My paper discussed Tim Williamson's recent position on modal knowledge, rejecting some aspects, particularly the reduction of modal epistemology to counterfactual epistemology, but accepting others, particularly the idea of a third epistemic role for experience, neither merely enabling nor properly evidential. I then talked a bit about my own motivation (from concept grounding) for believing in a third role for experience and how it might resemble and/or come apart from Williamson's third role.

Saturday, May 26, 2007

Philosophy Talk

Update: The show is now confirmed and scheduled for August 12th. The lineup of forthcoming programmes is available for perusal. I'm looking forward to 'Philosophy of Science' with Peter Godfrey-Smith and 'What Are Numbers?' with Gideon Rosen.

This should be fun: I'm provisionally scheduled to appear on the US radio program Philosophy Talk this August, hosted by Ken Taylor and John Perry.

Monday, May 21, 2007

Modal Knowledge Paper

My paper Concepts, Experience and Modal Knowledge has been conditionally accepted at Synthese, so I'm posting the current version with a view to soliciting comments from any helpful people who might be interested.

Sunday, May 06, 2007

Photos

Now my camera problems are fixed I'm working on getting a backlog of photos up online.

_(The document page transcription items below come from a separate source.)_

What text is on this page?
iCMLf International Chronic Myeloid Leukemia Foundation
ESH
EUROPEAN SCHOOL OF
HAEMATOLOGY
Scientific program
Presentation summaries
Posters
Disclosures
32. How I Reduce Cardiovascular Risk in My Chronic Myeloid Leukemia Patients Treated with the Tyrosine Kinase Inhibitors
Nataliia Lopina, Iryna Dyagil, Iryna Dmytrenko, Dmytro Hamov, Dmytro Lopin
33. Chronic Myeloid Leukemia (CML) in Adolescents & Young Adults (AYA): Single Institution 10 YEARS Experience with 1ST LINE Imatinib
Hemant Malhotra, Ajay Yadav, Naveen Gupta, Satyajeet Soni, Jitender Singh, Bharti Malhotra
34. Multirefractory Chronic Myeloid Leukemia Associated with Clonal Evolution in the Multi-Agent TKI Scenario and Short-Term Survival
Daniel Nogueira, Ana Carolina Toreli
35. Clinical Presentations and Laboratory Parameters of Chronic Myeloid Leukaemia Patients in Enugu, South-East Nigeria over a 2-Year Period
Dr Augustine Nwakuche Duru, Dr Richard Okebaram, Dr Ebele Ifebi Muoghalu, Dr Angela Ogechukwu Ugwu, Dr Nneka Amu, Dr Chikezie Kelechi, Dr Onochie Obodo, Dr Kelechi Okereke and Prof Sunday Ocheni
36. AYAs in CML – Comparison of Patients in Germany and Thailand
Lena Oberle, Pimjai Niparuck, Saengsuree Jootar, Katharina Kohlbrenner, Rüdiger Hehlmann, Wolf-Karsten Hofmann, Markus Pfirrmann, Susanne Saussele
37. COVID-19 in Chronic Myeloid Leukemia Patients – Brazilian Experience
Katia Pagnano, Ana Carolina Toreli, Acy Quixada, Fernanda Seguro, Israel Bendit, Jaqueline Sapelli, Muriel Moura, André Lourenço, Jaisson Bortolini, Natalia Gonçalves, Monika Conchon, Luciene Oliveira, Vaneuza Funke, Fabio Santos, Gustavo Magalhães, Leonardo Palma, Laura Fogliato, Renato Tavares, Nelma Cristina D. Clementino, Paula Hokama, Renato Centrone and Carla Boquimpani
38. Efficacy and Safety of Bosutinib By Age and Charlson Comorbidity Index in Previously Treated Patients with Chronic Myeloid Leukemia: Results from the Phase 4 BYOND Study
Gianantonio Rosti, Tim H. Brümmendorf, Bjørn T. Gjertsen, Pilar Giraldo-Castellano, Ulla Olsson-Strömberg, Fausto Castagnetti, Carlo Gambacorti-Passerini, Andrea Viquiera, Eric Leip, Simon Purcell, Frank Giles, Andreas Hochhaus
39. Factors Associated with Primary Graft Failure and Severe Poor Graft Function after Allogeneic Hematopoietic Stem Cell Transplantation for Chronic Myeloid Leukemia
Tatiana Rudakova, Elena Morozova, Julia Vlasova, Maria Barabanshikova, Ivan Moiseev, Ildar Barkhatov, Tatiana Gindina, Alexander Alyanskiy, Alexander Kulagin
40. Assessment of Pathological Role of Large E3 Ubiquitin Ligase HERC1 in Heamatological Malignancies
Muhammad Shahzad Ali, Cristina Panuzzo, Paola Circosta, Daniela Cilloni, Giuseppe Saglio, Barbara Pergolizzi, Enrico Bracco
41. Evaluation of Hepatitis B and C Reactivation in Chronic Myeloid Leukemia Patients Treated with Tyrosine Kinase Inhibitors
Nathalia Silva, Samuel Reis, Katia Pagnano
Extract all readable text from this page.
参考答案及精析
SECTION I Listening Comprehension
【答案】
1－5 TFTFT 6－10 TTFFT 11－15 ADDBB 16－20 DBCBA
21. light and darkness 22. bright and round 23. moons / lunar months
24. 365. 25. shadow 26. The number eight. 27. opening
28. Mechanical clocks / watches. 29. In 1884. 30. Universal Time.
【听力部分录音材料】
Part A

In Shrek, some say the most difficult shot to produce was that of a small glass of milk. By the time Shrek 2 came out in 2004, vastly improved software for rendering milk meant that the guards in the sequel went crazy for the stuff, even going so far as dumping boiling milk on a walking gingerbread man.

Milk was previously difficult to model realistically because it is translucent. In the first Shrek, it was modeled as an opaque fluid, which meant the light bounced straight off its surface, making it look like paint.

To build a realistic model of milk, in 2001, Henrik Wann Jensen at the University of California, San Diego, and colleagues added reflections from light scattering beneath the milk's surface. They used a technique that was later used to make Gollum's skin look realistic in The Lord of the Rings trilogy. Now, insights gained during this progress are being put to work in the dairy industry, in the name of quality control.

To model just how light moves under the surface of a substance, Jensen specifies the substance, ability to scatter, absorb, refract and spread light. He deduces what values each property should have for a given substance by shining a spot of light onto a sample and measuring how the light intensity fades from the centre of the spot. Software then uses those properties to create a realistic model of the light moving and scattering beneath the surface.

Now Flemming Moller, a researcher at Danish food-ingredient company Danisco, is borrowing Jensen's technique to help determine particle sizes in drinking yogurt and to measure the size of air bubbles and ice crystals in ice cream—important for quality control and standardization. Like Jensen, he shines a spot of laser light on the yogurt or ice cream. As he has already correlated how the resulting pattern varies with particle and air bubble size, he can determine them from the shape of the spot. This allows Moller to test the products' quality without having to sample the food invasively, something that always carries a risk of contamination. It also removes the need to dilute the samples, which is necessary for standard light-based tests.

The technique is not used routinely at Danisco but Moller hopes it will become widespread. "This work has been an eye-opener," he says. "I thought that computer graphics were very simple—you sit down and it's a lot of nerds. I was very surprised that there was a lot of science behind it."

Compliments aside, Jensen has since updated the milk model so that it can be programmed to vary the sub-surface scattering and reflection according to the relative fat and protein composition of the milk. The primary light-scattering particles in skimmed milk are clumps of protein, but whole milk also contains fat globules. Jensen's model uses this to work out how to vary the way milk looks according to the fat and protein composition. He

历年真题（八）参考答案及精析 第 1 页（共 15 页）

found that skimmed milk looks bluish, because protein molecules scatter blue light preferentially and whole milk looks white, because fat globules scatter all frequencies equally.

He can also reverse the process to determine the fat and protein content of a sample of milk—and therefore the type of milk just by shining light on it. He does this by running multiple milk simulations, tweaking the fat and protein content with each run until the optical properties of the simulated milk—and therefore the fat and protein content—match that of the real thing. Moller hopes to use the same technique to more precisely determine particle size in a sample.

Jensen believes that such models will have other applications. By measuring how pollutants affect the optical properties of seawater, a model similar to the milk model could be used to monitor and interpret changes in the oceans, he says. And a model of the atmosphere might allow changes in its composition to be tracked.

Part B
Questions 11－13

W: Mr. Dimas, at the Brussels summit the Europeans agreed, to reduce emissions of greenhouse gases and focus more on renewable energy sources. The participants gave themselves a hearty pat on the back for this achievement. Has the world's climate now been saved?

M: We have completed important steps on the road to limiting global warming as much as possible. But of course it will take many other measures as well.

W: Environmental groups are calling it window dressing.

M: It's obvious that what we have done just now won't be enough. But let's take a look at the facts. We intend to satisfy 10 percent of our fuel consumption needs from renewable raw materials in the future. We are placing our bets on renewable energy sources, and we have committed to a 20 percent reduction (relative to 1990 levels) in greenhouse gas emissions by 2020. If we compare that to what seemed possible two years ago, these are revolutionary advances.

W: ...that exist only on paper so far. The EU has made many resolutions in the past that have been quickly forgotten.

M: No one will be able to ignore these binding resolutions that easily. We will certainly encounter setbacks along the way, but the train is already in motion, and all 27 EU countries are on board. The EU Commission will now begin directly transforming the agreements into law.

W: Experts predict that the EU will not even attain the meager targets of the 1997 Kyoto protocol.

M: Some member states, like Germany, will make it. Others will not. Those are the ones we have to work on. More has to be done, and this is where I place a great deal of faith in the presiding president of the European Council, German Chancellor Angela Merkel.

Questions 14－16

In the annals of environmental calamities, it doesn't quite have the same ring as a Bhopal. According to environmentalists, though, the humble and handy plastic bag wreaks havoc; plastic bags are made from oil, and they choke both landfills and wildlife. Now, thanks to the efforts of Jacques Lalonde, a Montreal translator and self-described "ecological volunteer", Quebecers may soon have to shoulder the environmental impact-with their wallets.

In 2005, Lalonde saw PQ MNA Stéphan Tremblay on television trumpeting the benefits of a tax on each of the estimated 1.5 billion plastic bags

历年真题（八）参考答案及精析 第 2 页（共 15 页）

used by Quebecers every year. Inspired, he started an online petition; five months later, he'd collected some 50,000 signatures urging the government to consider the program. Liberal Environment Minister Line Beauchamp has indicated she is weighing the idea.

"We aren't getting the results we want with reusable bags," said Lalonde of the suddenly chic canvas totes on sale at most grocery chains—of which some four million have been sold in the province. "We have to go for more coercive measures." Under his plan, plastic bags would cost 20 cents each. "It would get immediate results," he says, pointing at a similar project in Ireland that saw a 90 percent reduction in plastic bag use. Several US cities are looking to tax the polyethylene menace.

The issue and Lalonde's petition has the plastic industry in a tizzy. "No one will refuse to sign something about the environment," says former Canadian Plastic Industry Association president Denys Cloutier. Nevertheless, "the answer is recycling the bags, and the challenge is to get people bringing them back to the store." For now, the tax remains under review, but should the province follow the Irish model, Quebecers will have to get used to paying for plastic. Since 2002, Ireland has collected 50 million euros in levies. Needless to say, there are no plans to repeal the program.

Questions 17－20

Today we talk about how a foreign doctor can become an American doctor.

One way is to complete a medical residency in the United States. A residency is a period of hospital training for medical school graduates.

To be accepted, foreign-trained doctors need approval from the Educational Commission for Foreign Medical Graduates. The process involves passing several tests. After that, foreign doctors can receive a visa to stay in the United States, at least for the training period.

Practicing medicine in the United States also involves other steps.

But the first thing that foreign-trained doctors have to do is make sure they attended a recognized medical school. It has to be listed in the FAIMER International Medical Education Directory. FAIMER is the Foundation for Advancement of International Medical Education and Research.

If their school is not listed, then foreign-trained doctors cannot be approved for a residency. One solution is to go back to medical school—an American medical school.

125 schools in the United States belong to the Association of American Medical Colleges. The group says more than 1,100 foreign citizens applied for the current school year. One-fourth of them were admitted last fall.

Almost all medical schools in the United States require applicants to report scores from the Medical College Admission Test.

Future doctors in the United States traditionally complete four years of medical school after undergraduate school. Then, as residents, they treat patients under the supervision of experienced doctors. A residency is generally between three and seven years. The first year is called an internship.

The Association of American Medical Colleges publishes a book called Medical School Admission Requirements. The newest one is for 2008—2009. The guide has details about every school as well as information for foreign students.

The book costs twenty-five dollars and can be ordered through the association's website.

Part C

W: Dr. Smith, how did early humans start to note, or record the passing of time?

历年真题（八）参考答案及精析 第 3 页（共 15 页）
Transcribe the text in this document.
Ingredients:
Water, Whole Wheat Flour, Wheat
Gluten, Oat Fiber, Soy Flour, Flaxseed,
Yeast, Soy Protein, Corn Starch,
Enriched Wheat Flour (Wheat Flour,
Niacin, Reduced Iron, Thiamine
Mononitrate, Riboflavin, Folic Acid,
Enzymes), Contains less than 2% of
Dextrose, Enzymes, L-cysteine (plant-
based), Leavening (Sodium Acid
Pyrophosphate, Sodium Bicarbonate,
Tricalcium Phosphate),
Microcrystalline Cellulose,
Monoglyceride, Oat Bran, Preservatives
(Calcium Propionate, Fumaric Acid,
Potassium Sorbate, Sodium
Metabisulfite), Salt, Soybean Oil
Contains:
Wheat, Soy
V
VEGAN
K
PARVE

Available so far are photos from the Arché Basic Knowledge Workshop that I organized in November, and my trip to Leuven in February. More to follow soon ...

Saturday, May 05, 2007

Backwards Explanation and The 'Real' Explanation

Update: The current draft of Backwards Explanation is now online. Comments welcome.

Some good news from my inbox this morning: Daniel and my joint paper, 'Backwards Explanation and The 'Real' Explanation' has been accepted for this year's Bellingham Summer Philosophy Conference.

'Backwards' event explanation is explanation of an earlier event by a later event. The paper argues that prima facie cases of backwards event explanation are ubiquitous. Some examples:

(1) I am tidying my flat because my brother is coming to visit tomorrow.
(2) The scarlet pimpernels are closing because it is about to rain.
(3) The volcano is smoking because it is going to erupt soon.

We then look at various ways people might attempt to explain away these prima facie cases by arguing that in each case the 'real' explanation is something else. We argue that none is successful, and so any plausible account of explanation should either make room for backwards explanation or have a good story to tell about why it doesn't have to.